In Dark Souls II, the most recent game in the series, I participate in a lot of player-versus-player (PVP) combat. The intricacies of this multi-player system, like I mentioned before, add even more depth to the moral ambiguity players face. You can summon players to your world, or be summoned to theirs yourself, through the use of ‘summoning signs.’ The color of the sign indicates the intended role of the encounter: a red sign summons a Red Phantom, whose goal is to kill the host player for their souls. A white sign summons a White Phantom, whose goal is “jolly co-operation;” to help the host defeat the boss of the current level. Alternatively, there are multiple ‘covenants’ that players can join that focus on different aspects of PVP; the covenant of the Rat King, for example, utilizes two distinct levels that feature a variety of booby traps easily accessed by the covenant members, with other players being summoned to the world of the trap-setting host upon entering the areas.

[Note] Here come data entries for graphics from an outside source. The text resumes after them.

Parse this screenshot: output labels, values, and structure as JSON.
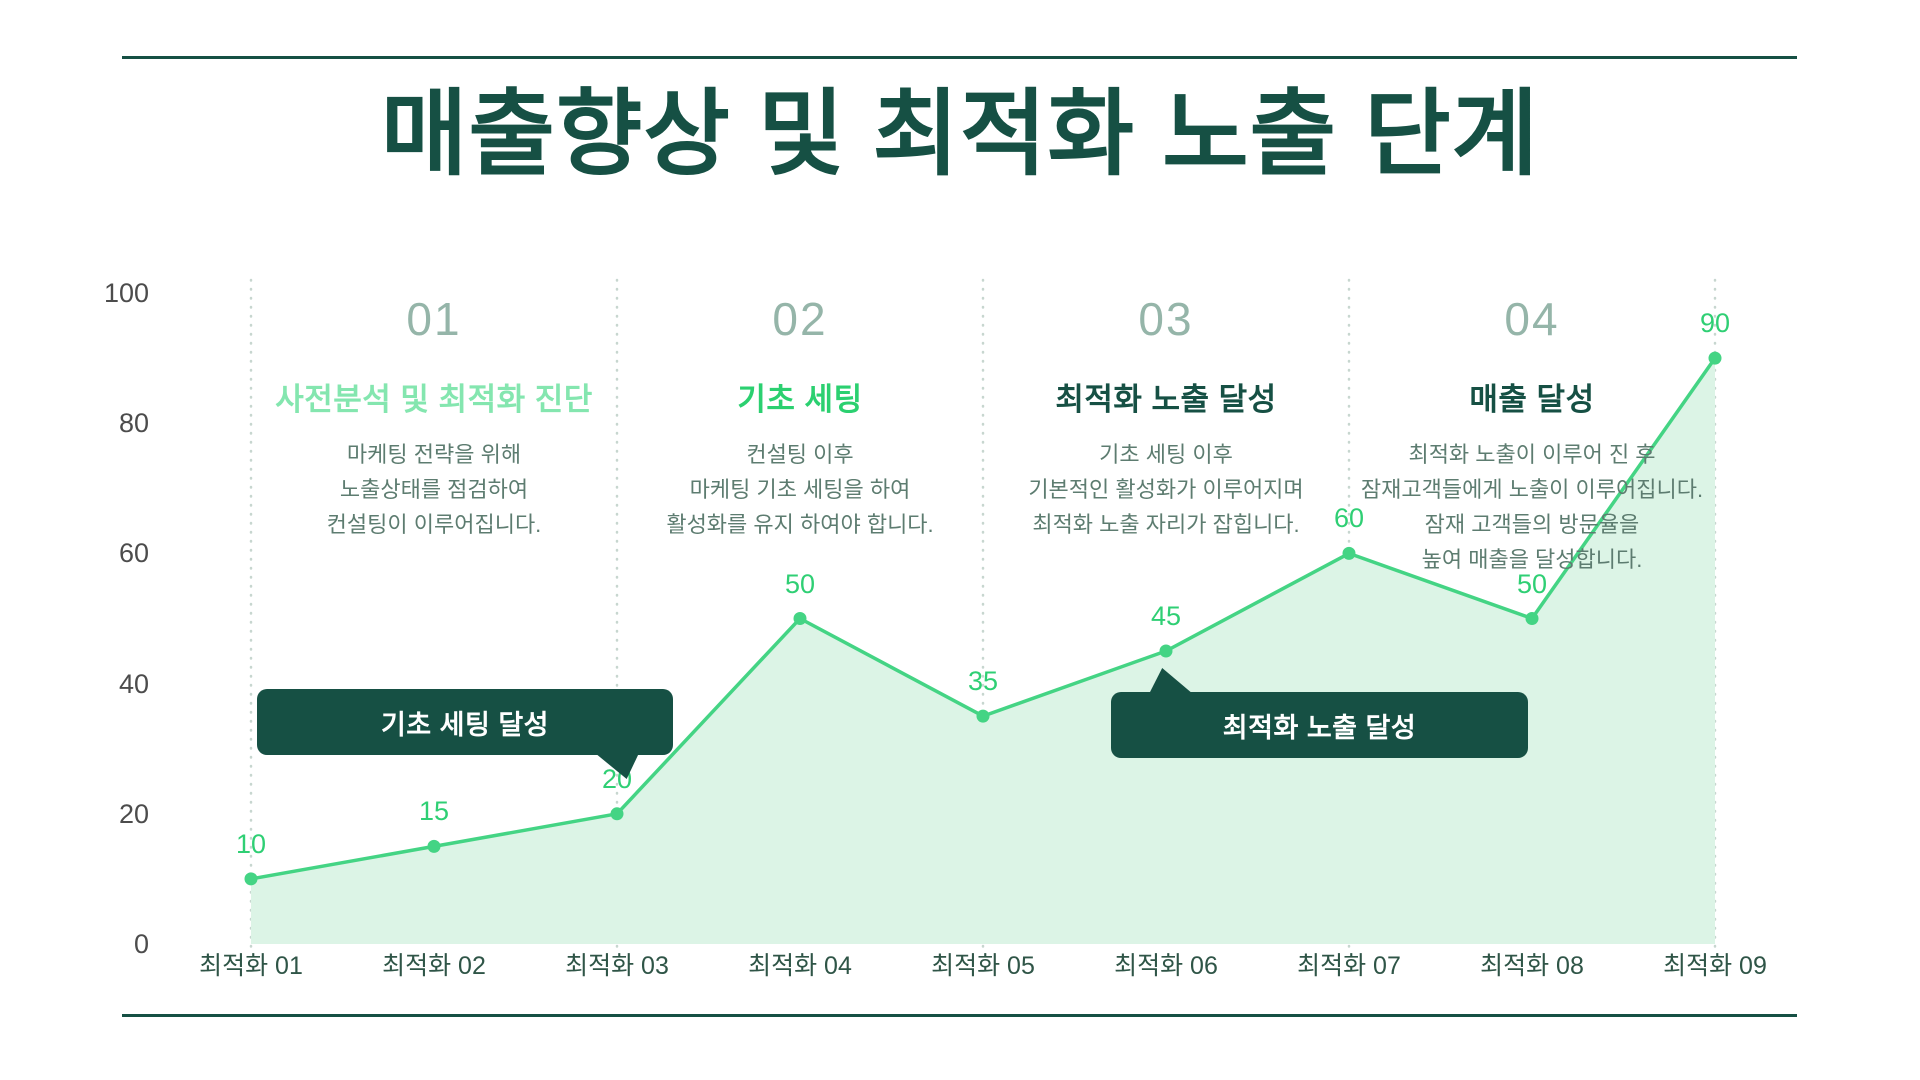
{
  "title": "매출향상 및 최적화 노출 단계",
  "stages": [
    {
      "number": "01",
      "title": "사전분석 및 최적화 진단",
      "desc_lines": [
        "마케팅 전략을 위해",
        "노출상태를 점검하여",
        "컨설팅이 이루어집니다."
      ]
    },
    {
      "number": "02",
      "title": "기초 세팅",
      "desc_lines": [
        "컨설팅 이후",
        "마케팅 기초 세팅을 하여",
        "활성화를 유지 하여야 합니다."
      ]
    },
    {
      "number": "03",
      "title": "최적화 노출 달성",
      "desc_lines": [
        "기초 세팅 이후",
        "기본적인 활성화가 이루어지며",
        "최적화 노출 자리가 잡힙니다."
      ]
    },
    {
      "number": "04",
      "title": "매출 달성",
      "desc_lines": [
        "최적화 노출이 이루어 진 후",
        "잠재고객들에게 노출이 이루어집니다.",
        "잠재 고객들의 방문율을",
        "높여 매출을 달성합니다."
      ]
    }
  ],
  "callouts": [
    {
      "label": "기초 세팅 달성"
    },
    {
      "label": "최적화 노출 달성"
    }
  ],
  "chart_data": {
    "type": "area",
    "title": "매출향상 및 최적화 노출 단계",
    "categories": [
      "최적화 01",
      "최적화 02",
      "최적화 03",
      "최적화 04",
      "최적화 05",
      "최적화 06",
      "최적화 07",
      "최적화 08",
      "최적화 09"
    ],
    "values": [
      10,
      15,
      20,
      50,
      35,
      45,
      60,
      50,
      90
    ],
    "y_ticks": [
      0,
      20,
      40,
      60,
      80,
      100
    ],
    "ylim": [
      0,
      100
    ],
    "xlabel": "",
    "ylabel": "",
    "legend": "none",
    "grid": "vertical dotted gridlines only",
    "gridlines_at": [
      "최적화 01",
      "최적화 03",
      "최적화 05",
      "최적화 07",
      "최적화 09"
    ],
    "line_color": "#44d484",
    "point_color": "#44d484",
    "area_color": "#dcf4e6",
    "value_label_color": "#2fcf74"
  },
  "colors": {
    "dark_green": "#165044",
    "mint": "#84e6af",
    "bright_green": "#2bd070",
    "stage_number_gray": "#95b5a9",
    "description_text": "#5d7c70",
    "y_axis_text": "#4c4c4c",
    "x_axis_text": "#2f5547",
    "callout_background": "#165044",
    "callout_text": "#ffffff",
    "gridline": "#c7d6cf"
  }
}
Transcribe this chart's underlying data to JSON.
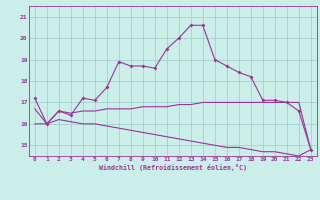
{
  "xlabel": "Windchill (Refroidissement éolien,°C)",
  "background_color": "#cceee8",
  "line_color": "#993399",
  "grid_color": "#99cccc",
  "x": [
    0,
    1,
    2,
    3,
    4,
    5,
    6,
    7,
    8,
    9,
    10,
    11,
    12,
    13,
    14,
    15,
    16,
    17,
    18,
    19,
    20,
    21,
    22,
    23
  ],
  "temp": [
    17.2,
    16.0,
    16.6,
    16.4,
    17.2,
    17.1,
    17.7,
    18.9,
    18.7,
    18.7,
    18.6,
    19.5,
    20.0,
    20.6,
    20.6,
    19.0,
    18.7,
    18.4,
    18.2,
    17.1,
    17.1,
    17.0,
    16.6,
    14.8
  ],
  "windchill": [
    16.7,
    16.0,
    16.6,
    16.5,
    16.6,
    16.6,
    16.7,
    16.7,
    16.7,
    16.8,
    16.8,
    16.8,
    16.9,
    16.9,
    17.0,
    17.0,
    17.0,
    17.0,
    17.0,
    17.0,
    17.0,
    17.0,
    17.0,
    14.8
  ],
  "dew": [
    16.0,
    16.0,
    16.2,
    16.1,
    16.0,
    16.0,
    15.9,
    15.8,
    15.7,
    15.6,
    15.5,
    15.4,
    15.3,
    15.2,
    15.1,
    15.0,
    14.9,
    14.9,
    14.8,
    14.7,
    14.7,
    14.6,
    14.5,
    14.8
  ],
  "ylim": [
    14.5,
    21.5
  ],
  "yticks": [
    15,
    16,
    17,
    18,
    19,
    20,
    21
  ],
  "xticks": [
    0,
    1,
    2,
    3,
    4,
    5,
    6,
    7,
    8,
    9,
    10,
    11,
    12,
    13,
    14,
    15,
    16,
    17,
    18,
    19,
    20,
    21,
    22,
    23
  ]
}
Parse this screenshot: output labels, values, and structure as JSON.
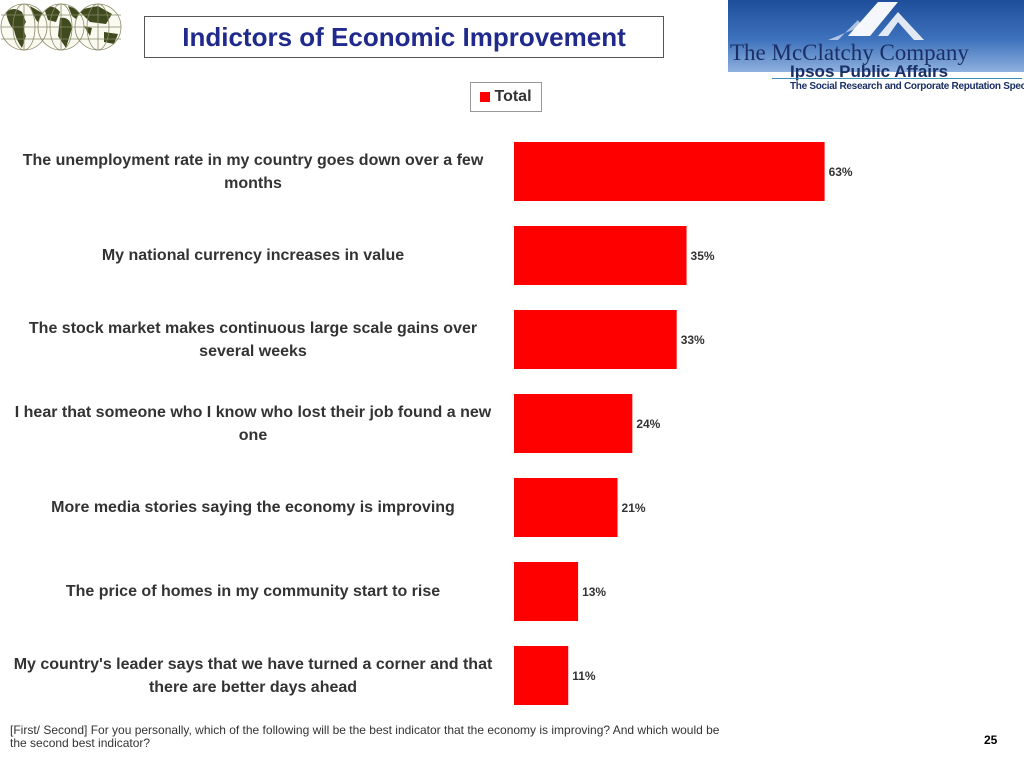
{
  "page": {
    "title": "Indictors of Economic Improvement",
    "footnote": "[First/ Second] For you personally, which of the following will be the best indicator that the economy is improving? And which would be the second best indicator?",
    "page_number": "25"
  },
  "logo": {
    "company": "The McClatchy Company",
    "ipsos": "Ipsos Public Affairs",
    "tagline": "The Social Research and Corporate Reputation Specialists"
  },
  "chart_data": {
    "type": "bar",
    "orientation": "horizontal",
    "title": "Indictors of Economic Improvement",
    "legend": [
      "Total"
    ],
    "legend_position": "top",
    "grid": false,
    "xlim": [
      0,
      100
    ],
    "value_suffix": "%",
    "categories": [
      "The unemployment rate in my country goes down over a few months",
      "My national currency increases in value",
      "The stock market makes continuous large scale gains over several weeks",
      "I hear that someone who I know who lost their job found a new one",
      "More media stories saying the economy is improving",
      "The price of homes in my community start to rise",
      "My country's leader says that we have turned a corner and that there are better days ahead"
    ],
    "series": [
      {
        "name": "Total",
        "color": "#ff0000",
        "values": [
          63,
          35,
          33,
          24,
          21,
          13,
          11
        ]
      }
    ]
  }
}
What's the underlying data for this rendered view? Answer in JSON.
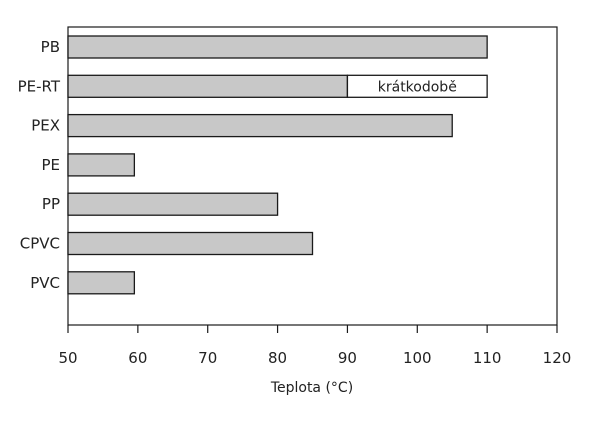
{
  "chart_data": {
    "type": "bar",
    "orientation": "horizontal",
    "title": "",
    "xlabel": "Teplota (°C)",
    "ylabel": "",
    "xlim": [
      50,
      120
    ],
    "xticks": [
      50,
      60,
      70,
      80,
      90,
      100,
      110,
      120
    ],
    "grid": false,
    "categories": [
      "PB",
      "PE-RT",
      "PEX",
      "PE",
      "PP",
      "CPVC",
      "PVC"
    ],
    "values": [
      110,
      90,
      105,
      59.5,
      80,
      85,
      59.5
    ],
    "extensions": [
      {
        "category": "PE-RT",
        "from": 90,
        "to": 110,
        "label": "krátkodobě"
      }
    ],
    "colors": {
      "bar": "#c8c8c8",
      "extension": "#ffffff",
      "stroke": "#1a1a1a"
    }
  }
}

Anyway, these summoning mechanics are often tweaked by the player community to create unique scenarios. A popular meta-function is the ‘Fight Club,’ in which the hosting player will summon multiple Red Phantoms at once. The Red Phantoms will then duel each other instead of attacking the host, giving everyone present a chance to accumulate souls from the defeated. The Host sometimes acts as a regulator of the event, decorating the arena and healing the victors of a match with an area-of-effect spell called ‘Warmth,’ since Red Phantoms are unable to heal themselves through normal conventions. Of course with no implemented rule system for these scenarios, regulation falls to the players, bringing morals and ethics back into play.
(Above: a standard Fight Club.)
The opposite of the Fight Club scenario is the ‘Gank Squad,’ where a player will be summoned as a Red Phantom only to find themselves cornered by a team of White Phantoms summoned by the host. ‘Ganks’ usually end in defeat for the summoned Red Phantom. Managing to survive this 3 on 1 fight is an ecstatic and glorious feeling, with players who have done so tending to boast on Reddit about their achievement.
(Above: a Gank Squad: not who you want to see when being summoned as a Red Phantom.)
But what matters most, I think, and is interesting about these situations is how the players have chosen to conduct themselves. They have found ways to subvert and twist the system of morals designed by the game developers in order to suit their own ends! Just like politicians and bankers and corporations!!!!
If the themes and story-line of the Souls games can be seen as metaphor for the current state of global civilization, the multi-player communities become a reflection of human nature. Is self-interest our only goal? Are those in power willing to sacrifice the rest of us to save themselves, or can the world somehow set aside it’s many differences in the pursuit of “jolly co-operation” and mutual survival?